Your sensor in Section 5 was probably powered directly by VCC. If we only want to power it when we are sensing something, we want to connect the pull-up to a GPIO output pin.  Pick an available GPIO pin on your Telos.  Modify SampleADC to drive this high before sampling the channel.  You will want to introduce a warm-up time before sampling.  How long should it be?  Make it a parameter in your code so you can play with it.

 

 

Section 8. Sensor Web

 

Let’s turn this simple application into a real physical web server.  We are going to use a form of http based RPC called REST (which stands for Representation State Transfer).  You can read all about HTTP and REST in wikipedia, but let’s play around with it a little bit. 

 

Compile the TCP tools in ~/svn/trunk/lab1/sockets.

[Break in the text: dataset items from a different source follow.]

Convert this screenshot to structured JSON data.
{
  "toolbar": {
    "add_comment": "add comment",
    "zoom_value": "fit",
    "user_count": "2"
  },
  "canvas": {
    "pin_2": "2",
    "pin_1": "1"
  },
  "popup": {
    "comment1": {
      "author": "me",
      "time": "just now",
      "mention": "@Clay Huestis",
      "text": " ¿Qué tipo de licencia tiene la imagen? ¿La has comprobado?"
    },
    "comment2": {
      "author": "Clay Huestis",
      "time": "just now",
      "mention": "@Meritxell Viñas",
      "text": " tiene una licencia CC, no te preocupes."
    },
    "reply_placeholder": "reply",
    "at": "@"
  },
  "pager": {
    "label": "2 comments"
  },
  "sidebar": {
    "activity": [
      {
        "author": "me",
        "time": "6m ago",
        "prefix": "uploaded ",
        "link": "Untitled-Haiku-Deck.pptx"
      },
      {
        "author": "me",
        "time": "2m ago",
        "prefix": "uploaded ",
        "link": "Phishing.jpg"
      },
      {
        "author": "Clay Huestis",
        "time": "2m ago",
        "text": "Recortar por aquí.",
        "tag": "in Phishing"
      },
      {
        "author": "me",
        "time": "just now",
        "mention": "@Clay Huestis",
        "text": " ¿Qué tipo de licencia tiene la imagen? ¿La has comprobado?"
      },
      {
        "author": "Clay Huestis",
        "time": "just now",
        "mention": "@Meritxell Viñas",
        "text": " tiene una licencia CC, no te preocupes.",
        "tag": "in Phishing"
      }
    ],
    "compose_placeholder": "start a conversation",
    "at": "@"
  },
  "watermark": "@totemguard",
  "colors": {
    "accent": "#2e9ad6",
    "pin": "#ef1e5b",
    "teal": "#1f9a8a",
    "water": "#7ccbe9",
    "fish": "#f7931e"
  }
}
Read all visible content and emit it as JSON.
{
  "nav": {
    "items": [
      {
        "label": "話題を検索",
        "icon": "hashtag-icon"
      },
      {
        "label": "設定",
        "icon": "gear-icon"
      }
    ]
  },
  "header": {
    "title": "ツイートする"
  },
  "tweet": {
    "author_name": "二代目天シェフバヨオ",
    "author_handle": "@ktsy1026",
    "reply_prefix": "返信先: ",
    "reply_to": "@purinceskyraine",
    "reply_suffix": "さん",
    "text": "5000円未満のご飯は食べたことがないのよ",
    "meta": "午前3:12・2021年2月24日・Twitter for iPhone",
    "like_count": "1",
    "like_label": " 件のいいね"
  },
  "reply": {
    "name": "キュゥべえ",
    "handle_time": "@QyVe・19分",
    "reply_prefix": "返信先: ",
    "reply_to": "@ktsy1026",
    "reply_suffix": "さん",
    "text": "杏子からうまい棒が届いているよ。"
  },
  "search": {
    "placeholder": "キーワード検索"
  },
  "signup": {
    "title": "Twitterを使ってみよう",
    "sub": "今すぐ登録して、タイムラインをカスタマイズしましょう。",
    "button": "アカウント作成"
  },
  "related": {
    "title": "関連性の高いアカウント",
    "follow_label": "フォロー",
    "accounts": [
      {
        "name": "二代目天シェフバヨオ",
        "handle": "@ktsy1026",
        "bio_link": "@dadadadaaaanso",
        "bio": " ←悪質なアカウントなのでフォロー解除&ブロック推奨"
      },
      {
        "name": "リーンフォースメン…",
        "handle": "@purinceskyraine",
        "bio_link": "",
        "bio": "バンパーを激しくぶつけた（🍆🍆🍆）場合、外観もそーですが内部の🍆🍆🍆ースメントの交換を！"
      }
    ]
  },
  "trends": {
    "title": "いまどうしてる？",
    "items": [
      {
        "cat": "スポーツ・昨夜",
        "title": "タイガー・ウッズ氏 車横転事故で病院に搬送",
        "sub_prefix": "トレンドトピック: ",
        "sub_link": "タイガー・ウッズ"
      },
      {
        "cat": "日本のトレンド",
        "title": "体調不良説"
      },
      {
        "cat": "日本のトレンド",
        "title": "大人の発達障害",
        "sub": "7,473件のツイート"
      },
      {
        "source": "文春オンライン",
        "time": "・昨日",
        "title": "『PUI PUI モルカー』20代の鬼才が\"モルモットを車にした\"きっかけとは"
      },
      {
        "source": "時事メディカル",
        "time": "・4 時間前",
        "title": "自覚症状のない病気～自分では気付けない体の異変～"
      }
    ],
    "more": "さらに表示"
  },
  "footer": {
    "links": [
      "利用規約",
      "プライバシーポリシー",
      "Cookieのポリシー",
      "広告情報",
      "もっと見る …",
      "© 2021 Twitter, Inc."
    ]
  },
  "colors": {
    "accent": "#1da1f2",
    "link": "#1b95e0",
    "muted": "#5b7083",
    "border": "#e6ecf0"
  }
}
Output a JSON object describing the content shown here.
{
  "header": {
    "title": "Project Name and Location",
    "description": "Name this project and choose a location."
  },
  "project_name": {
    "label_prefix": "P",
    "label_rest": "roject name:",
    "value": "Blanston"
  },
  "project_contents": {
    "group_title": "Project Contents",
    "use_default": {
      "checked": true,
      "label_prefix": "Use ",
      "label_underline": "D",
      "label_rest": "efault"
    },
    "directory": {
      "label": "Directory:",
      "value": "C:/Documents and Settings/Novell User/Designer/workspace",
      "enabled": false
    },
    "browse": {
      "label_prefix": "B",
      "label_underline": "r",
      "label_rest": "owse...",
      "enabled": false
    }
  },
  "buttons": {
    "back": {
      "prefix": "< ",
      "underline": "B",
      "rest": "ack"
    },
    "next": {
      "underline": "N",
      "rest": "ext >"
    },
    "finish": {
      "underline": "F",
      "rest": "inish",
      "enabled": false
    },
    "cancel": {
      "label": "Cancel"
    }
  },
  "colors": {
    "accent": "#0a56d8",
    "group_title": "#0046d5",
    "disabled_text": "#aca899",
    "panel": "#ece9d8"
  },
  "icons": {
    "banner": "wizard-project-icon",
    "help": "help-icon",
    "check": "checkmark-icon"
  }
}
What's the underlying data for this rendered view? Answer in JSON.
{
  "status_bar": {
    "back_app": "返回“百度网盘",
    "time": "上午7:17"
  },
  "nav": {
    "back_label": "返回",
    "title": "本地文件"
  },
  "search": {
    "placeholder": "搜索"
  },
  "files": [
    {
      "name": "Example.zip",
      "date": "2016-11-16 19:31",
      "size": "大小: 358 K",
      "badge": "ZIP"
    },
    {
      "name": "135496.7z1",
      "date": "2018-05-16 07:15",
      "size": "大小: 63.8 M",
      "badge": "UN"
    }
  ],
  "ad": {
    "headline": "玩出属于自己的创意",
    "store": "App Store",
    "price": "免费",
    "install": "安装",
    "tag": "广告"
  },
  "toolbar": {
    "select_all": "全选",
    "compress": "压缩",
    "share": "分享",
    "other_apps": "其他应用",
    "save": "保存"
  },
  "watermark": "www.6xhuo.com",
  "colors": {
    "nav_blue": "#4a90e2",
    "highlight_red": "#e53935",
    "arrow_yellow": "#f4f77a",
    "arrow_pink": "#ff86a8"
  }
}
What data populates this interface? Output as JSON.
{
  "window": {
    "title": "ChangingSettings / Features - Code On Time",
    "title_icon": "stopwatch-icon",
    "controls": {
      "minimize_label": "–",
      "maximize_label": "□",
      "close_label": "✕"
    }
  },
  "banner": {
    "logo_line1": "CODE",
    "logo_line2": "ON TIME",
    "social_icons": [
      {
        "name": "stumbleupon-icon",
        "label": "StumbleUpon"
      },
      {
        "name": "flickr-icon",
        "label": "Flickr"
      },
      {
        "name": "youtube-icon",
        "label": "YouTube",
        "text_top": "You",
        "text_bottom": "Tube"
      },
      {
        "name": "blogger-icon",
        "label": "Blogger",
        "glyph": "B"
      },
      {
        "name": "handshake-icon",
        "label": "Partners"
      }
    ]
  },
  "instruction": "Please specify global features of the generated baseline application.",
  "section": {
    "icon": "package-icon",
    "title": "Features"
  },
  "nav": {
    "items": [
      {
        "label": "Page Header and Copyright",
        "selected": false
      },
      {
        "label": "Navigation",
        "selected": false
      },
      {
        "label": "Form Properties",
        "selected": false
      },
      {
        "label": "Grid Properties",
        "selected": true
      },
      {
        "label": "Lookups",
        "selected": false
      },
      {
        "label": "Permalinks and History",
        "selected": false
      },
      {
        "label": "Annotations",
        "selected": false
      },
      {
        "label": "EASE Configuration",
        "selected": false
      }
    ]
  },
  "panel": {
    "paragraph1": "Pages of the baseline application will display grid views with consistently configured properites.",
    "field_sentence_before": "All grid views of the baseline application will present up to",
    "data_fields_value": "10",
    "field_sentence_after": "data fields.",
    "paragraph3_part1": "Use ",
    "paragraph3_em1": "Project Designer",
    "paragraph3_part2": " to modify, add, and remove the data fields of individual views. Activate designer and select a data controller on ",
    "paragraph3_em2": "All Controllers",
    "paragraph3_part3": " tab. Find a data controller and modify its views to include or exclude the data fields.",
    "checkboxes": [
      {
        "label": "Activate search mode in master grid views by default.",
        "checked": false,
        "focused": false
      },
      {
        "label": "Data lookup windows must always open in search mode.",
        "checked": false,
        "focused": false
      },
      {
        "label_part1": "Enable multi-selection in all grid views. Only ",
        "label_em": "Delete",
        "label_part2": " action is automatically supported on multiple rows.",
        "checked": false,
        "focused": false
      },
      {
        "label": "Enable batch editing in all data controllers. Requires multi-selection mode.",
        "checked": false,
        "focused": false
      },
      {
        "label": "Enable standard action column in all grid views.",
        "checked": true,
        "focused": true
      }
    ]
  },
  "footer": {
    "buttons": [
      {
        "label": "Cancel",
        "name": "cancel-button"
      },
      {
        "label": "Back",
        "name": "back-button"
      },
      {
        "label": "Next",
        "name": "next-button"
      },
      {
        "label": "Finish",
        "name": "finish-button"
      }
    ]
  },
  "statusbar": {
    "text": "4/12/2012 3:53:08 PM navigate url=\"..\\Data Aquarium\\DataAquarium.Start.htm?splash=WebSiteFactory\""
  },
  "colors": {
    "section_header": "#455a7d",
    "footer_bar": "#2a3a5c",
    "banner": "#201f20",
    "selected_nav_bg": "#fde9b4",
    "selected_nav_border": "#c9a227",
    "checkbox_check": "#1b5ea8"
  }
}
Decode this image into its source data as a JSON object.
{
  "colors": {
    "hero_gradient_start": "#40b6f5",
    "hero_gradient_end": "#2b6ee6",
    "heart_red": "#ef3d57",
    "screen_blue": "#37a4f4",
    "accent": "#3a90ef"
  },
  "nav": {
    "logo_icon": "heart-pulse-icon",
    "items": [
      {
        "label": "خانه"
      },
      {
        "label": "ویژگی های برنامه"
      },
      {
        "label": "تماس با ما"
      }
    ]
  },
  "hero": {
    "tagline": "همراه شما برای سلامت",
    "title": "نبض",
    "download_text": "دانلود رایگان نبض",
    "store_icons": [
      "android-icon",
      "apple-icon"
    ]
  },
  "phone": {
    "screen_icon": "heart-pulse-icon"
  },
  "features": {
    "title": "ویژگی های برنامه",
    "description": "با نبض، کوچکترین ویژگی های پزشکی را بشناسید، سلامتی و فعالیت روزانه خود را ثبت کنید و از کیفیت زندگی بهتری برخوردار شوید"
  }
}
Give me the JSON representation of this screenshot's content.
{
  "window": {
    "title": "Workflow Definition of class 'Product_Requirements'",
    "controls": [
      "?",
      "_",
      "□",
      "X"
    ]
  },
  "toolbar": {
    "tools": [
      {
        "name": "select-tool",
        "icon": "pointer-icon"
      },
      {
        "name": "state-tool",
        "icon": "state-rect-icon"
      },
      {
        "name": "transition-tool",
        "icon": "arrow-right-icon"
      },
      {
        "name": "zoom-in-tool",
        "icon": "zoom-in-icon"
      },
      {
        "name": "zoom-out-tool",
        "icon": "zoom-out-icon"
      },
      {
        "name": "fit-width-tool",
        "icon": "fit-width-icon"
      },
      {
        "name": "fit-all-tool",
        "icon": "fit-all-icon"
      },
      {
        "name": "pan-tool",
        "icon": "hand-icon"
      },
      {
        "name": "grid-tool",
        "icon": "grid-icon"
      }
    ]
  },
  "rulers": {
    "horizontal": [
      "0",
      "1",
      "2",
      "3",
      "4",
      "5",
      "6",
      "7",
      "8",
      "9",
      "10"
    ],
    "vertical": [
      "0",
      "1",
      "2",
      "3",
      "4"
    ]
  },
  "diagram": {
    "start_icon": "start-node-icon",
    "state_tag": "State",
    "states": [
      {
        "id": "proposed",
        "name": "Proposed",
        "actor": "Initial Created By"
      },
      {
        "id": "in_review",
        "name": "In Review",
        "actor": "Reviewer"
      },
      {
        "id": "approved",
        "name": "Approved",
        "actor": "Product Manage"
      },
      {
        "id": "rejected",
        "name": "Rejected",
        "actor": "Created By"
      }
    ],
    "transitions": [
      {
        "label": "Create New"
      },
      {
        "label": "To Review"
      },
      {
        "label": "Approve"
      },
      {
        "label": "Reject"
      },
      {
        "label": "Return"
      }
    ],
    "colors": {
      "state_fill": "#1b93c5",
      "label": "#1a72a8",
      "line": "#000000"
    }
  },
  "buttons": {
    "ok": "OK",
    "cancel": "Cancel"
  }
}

Fire up rserver on some port (e.g.,  ./rserver 1234).  If you look at the code, it prints out what it gets and echos it back.

Open up a browser and point it to this port (e.g. http://localhost:1234).  Take a look at what gets sent to the server.  See the GET request. Trying adding a verb (e.g. http://localhost:1234/func).  And now some args ((e.g. http://localhost:1234/fun?arg1=0&arg2=7). 

 

Convert SampleADC to become a web server.  Take a look at the example in ~/svn/trunk/lab1/Web.  It is up to you to decide how much html to produce, what appears as a document, and what appears as a REST call.  Have fun.